Nous sommes, dans le bassin méditerranéen, aux premières loges du dérèglement climatique et de la perte de biodiversité. Nous sommes directement concernés par les décisions qui seront prises prochainement. En cette rentrée particulière, dans un contexte sanitaire tendu et en parallèle de ce grand raout mondial, nous souhaitons rendre hommage et transmettre nos encouragements à toutes les associations, leurs salarié·es, leurs bénévoles mais aussi les nombreux collectifs, les activistes, les citoyennes et les citoyens qui oeuvrent au quotidien, souvent de façon discrète et bien loin des feux de la rampe, à la protection de la nature et de notre environnement, à l’amélioration de la vie sociale et culturelle, à la santé et à la solidarité entre personnes et entre générations – à toutes celles et à tous ceux qui se battent pour faire changer le système, nous souhaitons une bonne rentrée !
Changeons d’avenir est entré au Conseil municipal, avec deux élu.es dans l’opposition (Cyril Girard et Virginie Maris) et au Conseil communautaire avec un élu (Cyril Girard).
Sont disponibles sur notre site : les comptes-rendus des séances ainsi que toute l’information nécessaire pour assurer une veille vigilante et constructive concernant la vie des équipes municipale et communautaire.
Conseil communautaire du 5 juillet
Cyril Girard rend compte d’un conseil communautaire tenu à Saint-Martin-de-Crau, où il est question de subventions aux associations, de politique de la ville ou encore de la création d’un comité des partenaires et usagers des transports en commun.
Conseil municipal du 6 juillet
Financement des associations, audit sur les ressources humaines ou encore Campus connecté – Retrouvez tout ce qu’il y a à savoir sur le dernier conseil municipal dans le compte-rendu partiel et partiel de Virginie Maris.
Terra Fecundis à Marseille
Dans la longue bataille judiciaire contre les sociétés de travailleurs détachés dans l’agriculture (sociétés très sollicitées dans le Pays d’Arles), le tribunal correctionnel de Marseille a rendu début juillet un verdict fort : l’entreprise espagnole Terra Fecundis et ses trois fondateurs ont été reconnus coupables d’infractions de travail dissimulé, de dissimulation de salariés et de marchandage de main-d’oeuvre entre 2012 et 2015.

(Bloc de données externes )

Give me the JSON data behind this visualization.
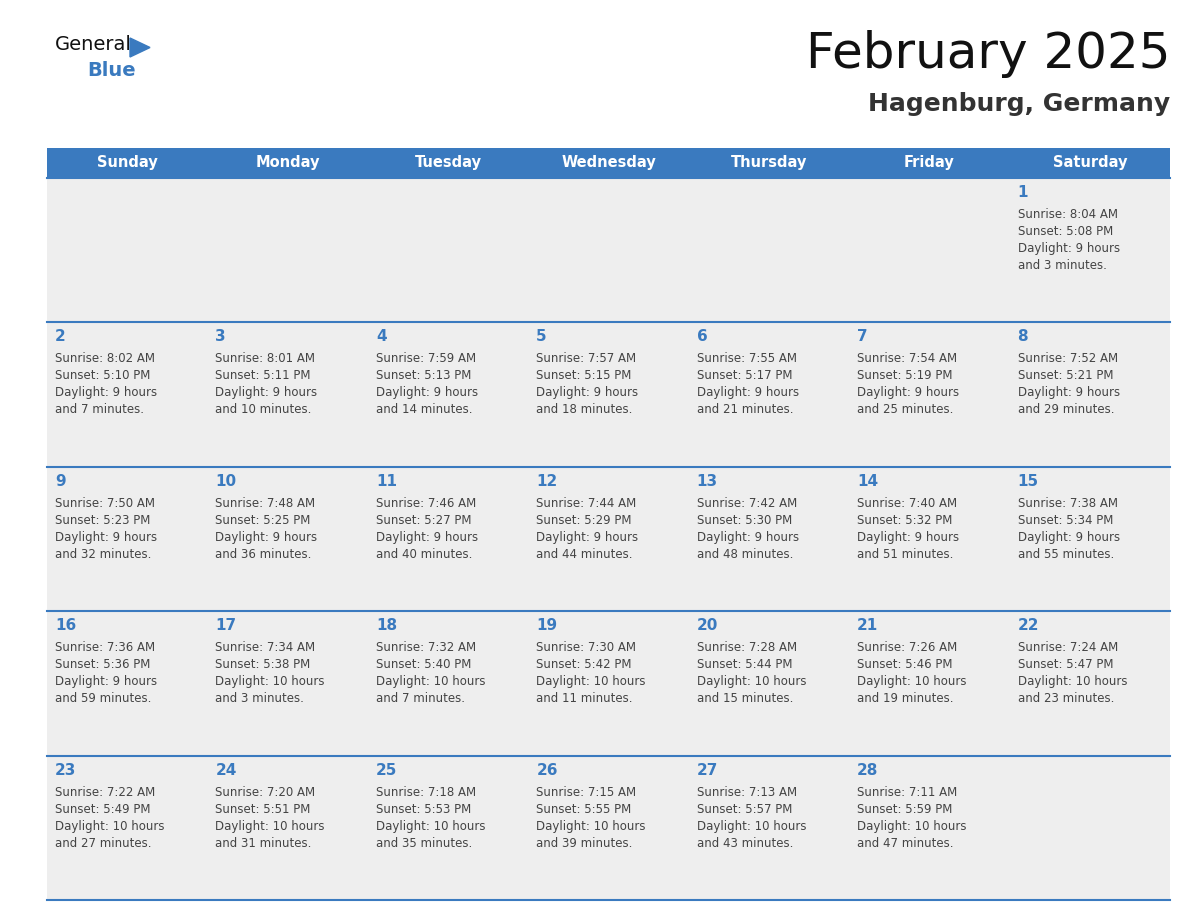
{
  "title": "February 2025",
  "subtitle": "Hagenburg, Germany",
  "days_of_week": [
    "Sunday",
    "Monday",
    "Tuesday",
    "Wednesday",
    "Thursday",
    "Friday",
    "Saturday"
  ],
  "header_bg": "#3a7abf",
  "header_text": "#ffffff",
  "cell_bg_gray": "#eeeeee",
  "cell_bg_white": "#ffffff",
  "grid_line_color": "#3a7abf",
  "day_num_color": "#3a7abf",
  "text_color": "#444444",
  "title_color": "#111111",
  "subtitle_color": "#333333",
  "calendar": [
    [
      {
        "day": null,
        "info": null
      },
      {
        "day": null,
        "info": null
      },
      {
        "day": null,
        "info": null
      },
      {
        "day": null,
        "info": null
      },
      {
        "day": null,
        "info": null
      },
      {
        "day": null,
        "info": null
      },
      {
        "day": 1,
        "info": "Sunrise: 8:04 AM\nSunset: 5:08 PM\nDaylight: 9 hours\nand 3 minutes."
      }
    ],
    [
      {
        "day": 2,
        "info": "Sunrise: 8:02 AM\nSunset: 5:10 PM\nDaylight: 9 hours\nand 7 minutes."
      },
      {
        "day": 3,
        "info": "Sunrise: 8:01 AM\nSunset: 5:11 PM\nDaylight: 9 hours\nand 10 minutes."
      },
      {
        "day": 4,
        "info": "Sunrise: 7:59 AM\nSunset: 5:13 PM\nDaylight: 9 hours\nand 14 minutes."
      },
      {
        "day": 5,
        "info": "Sunrise: 7:57 AM\nSunset: 5:15 PM\nDaylight: 9 hours\nand 18 minutes."
      },
      {
        "day": 6,
        "info": "Sunrise: 7:55 AM\nSunset: 5:17 PM\nDaylight: 9 hours\nand 21 minutes."
      },
      {
        "day": 7,
        "info": "Sunrise: 7:54 AM\nSunset: 5:19 PM\nDaylight: 9 hours\nand 25 minutes."
      },
      {
        "day": 8,
        "info": "Sunrise: 7:52 AM\nSunset: 5:21 PM\nDaylight: 9 hours\nand 29 minutes."
      }
    ],
    [
      {
        "day": 9,
        "info": "Sunrise: 7:50 AM\nSunset: 5:23 PM\nDaylight: 9 hours\nand 32 minutes."
      },
      {
        "day": 10,
        "info": "Sunrise: 7:48 AM\nSunset: 5:25 PM\nDaylight: 9 hours\nand 36 minutes."
      },
      {
        "day": 11,
        "info": "Sunrise: 7:46 AM\nSunset: 5:27 PM\nDaylight: 9 hours\nand 40 minutes."
      },
      {
        "day": 12,
        "info": "Sunrise: 7:44 AM\nSunset: 5:29 PM\nDaylight: 9 hours\nand 44 minutes."
      },
      {
        "day": 13,
        "info": "Sunrise: 7:42 AM\nSunset: 5:30 PM\nDaylight: 9 hours\nand 48 minutes."
      },
      {
        "day": 14,
        "info": "Sunrise: 7:40 AM\nSunset: 5:32 PM\nDaylight: 9 hours\nand 51 minutes."
      },
      {
        "day": 15,
        "info": "Sunrise: 7:38 AM\nSunset: 5:34 PM\nDaylight: 9 hours\nand 55 minutes."
      }
    ],
    [
      {
        "day": 16,
        "info": "Sunrise: 7:36 AM\nSunset: 5:36 PM\nDaylight: 9 hours\nand 59 minutes."
      },
      {
        "day": 17,
        "info": "Sunrise: 7:34 AM\nSunset: 5:38 PM\nDaylight: 10 hours\nand 3 minutes."
      },
      {
        "day": 18,
        "info": "Sunrise: 7:32 AM\nSunset: 5:40 PM\nDaylight: 10 hours\nand 7 minutes."
      },
      {
        "day": 19,
        "info": "Sunrise: 7:30 AM\nSunset: 5:42 PM\nDaylight: 10 hours\nand 11 minutes."
      },
      {
        "day": 20,
        "info": "Sunrise: 7:28 AM\nSunset: 5:44 PM\nDaylight: 10 hours\nand 15 minutes."
      },
      {
        "day": 21,
        "info": "Sunrise: 7:26 AM\nSunset: 5:46 PM\nDaylight: 10 hours\nand 19 minutes."
      },
      {
        "day": 22,
        "info": "Sunrise: 7:24 AM\nSunset: 5:47 PM\nDaylight: 10 hours\nand 23 minutes."
      }
    ],
    [
      {
        "day": 23,
        "info": "Sunrise: 7:22 AM\nSunset: 5:49 PM\nDaylight: 10 hours\nand 27 minutes."
      },
      {
        "day": 24,
        "info": "Sunrise: 7:20 AM\nSunset: 5:51 PM\nDaylight: 10 hours\nand 31 minutes."
      },
      {
        "day": 25,
        "info": "Sunrise: 7:18 AM\nSunset: 5:53 PM\nDaylight: 10 hours\nand 35 minutes."
      },
      {
        "day": 26,
        "info": "Sunrise: 7:15 AM\nSunset: 5:55 PM\nDaylight: 10 hours\nand 39 minutes."
      },
      {
        "day": 27,
        "info": "Sunrise: 7:13 AM\nSunset: 5:57 PM\nDaylight: 10 hours\nand 43 minutes."
      },
      {
        "day": 28,
        "info": "Sunrise: 7:11 AM\nSunset: 5:59 PM\nDaylight: 10 hours\nand 47 minutes."
      },
      {
        "day": null,
        "info": null
      }
    ]
  ],
  "logo_text_general": "General",
  "logo_text_blue": "Blue",
  "logo_color_general": "#111111",
  "logo_color_blue": "#3a7abf",
  "fig_width": 11.88,
  "fig_height": 9.18,
  "dpi": 100
}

Le tribunal a jugé qu’ils avaient « mis en place ensemble et sciemment un business plan intégrant le recours généralisé à la fraude pour assurer leur profit tout en recourant à une main-d’oeuvre docile peu susceptible de revendiquer ses droits ».
Il a été reconnu que l’activité de cette société en France était « permanente et dépourvue de terme prévisible » alors que les cotisations sociales étaient versées en Espagne. Le préjudice pour l’URSSAF se monte à plusieurs dizaines de millions d’euros.
L’entreprise de travail temporaire Terra Fecundis, rebaptisée entre temps Work for All, a également été définitivement interdite d’exercer l’activité de travail temporaire et devrait désormais être privée du marché français, sauf jugement renversé en appel.
A noter que Terra Fecundis comparaîtra au printemps 2022 devant le tribunal correctionnel de Nîmes pour des faits similaires pour la période 2016-2019 et sera, cette fois, accompagnée sur le banc des accusés par plusieurs exploitants agricoles ayant profité de cette main-d’oeuvre.
Il est malheureusement à noter que Terra Fecundis n’est pas la seule à exploiter des travailleurs détachés et que ce type de sociétés rentre dans un schéma plus global d’un modèle agricole tel que celui du maraichage intensif de tomates et melons en Camargue, porté par quelques magnats agricoles.
Contournement autoroutier d'Arles
Fin mai, le comité des élus du projet du contournement autoroutier d’Arles a pris acte des résultats de la concertation publique de l’hiver dernier et a validé le tracé des variantes nord proposées dans ladite concertation. Pour rappel cette dernière portait uniquement sur le choix de tracés par secteur, et non sur le projet de contournement, ce que nous avons toujours déploré. On retrouve toutefois dans les contributions écrites des citoyens de très nombreux avis opposés à ce contournement.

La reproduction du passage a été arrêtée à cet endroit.